When it comes to parsing XML with jQuery, I keep coming across code examples similar to the following snippet:

function parseXml(responseXml) {

    $(responseXml).find('someSelector')...

}

Yet, the jQuery Core documentation (quotation below) clearly states that you aren't supposed to do that:

jQuery( html, [ ownerDocument ] )

html A string of HTML to create on the fly. Note that this parses HTML, not XML.

— http://api.jquery.com/jQuery/#j开发者_运维问答Query2

This makes me wonder why so many online resources nevertheless suggest parsing XML via $(responseXml). Does this generally work without any problems, despite what the API documentation says? In what cases will parsing XML like this actually not work?


I do not know if my experience can be generalized, but I had my share of problems parsing SOAP messages with jQuery. This is probably not down to jQuery (as you point out the documentation disrecommends it).

Anyway, you asked for specifics: I found everything with namespaces to be problematic. Of course, for genuine namespace awareness, you'd need something that can resolve namespace prefixes to a namespace URI. I never expected jQuery to be able to do that, but even matching only prefixes didn't work out for me. This is especially problematic for me because the SOAP messages I am dealing with easily mix 4 or 5 namespaces. So I went back to doing DOM traversal myself to tackle this problem (which has its own set of problems)

That said, I do expect jQuery to be able to handle xhtml documents (as long as the tag names aren't prefixed), and I would expect it to work too for other xml documents that do not use namespace prefixes.


the jQuery ajax documentation adds http://api.jquery.com/jQuery.ajax/:

dataType

"xml": Returns a XML document that can be processed via jQuery.

...If the server reports the return data as XML, the result can be traversed using normal XML methods or jQuery's selectors...
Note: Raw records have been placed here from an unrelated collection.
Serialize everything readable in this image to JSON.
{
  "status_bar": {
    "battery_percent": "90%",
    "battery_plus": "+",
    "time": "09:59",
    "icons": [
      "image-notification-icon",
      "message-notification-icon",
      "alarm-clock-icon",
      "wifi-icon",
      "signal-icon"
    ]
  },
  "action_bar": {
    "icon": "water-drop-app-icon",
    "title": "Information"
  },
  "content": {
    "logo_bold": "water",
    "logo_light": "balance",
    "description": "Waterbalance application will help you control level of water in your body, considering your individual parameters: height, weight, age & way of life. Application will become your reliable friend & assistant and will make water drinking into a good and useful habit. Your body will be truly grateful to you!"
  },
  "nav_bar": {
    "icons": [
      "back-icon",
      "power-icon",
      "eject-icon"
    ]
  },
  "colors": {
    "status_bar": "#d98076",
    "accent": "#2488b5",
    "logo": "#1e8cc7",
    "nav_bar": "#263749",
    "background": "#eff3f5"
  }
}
Also at http://api.jquery.com/jQuery/

When XML data is returned from an Ajax call, we can use the $() function to wrap it in a jQuery object that we can easily work with. Once this is done, we can retrieve individual elements of the XML structure using .find() and other DOM traversal methods.


Your link actually points to the usage of jQuery( html ) that deals with creation of elements from strings, i.e.

$('<a href="..."></a>')

The one that your code uses is jQuery( element ) which is fine for XML.

since responseXML is XML, not a string, you're free to use jQuery() on it.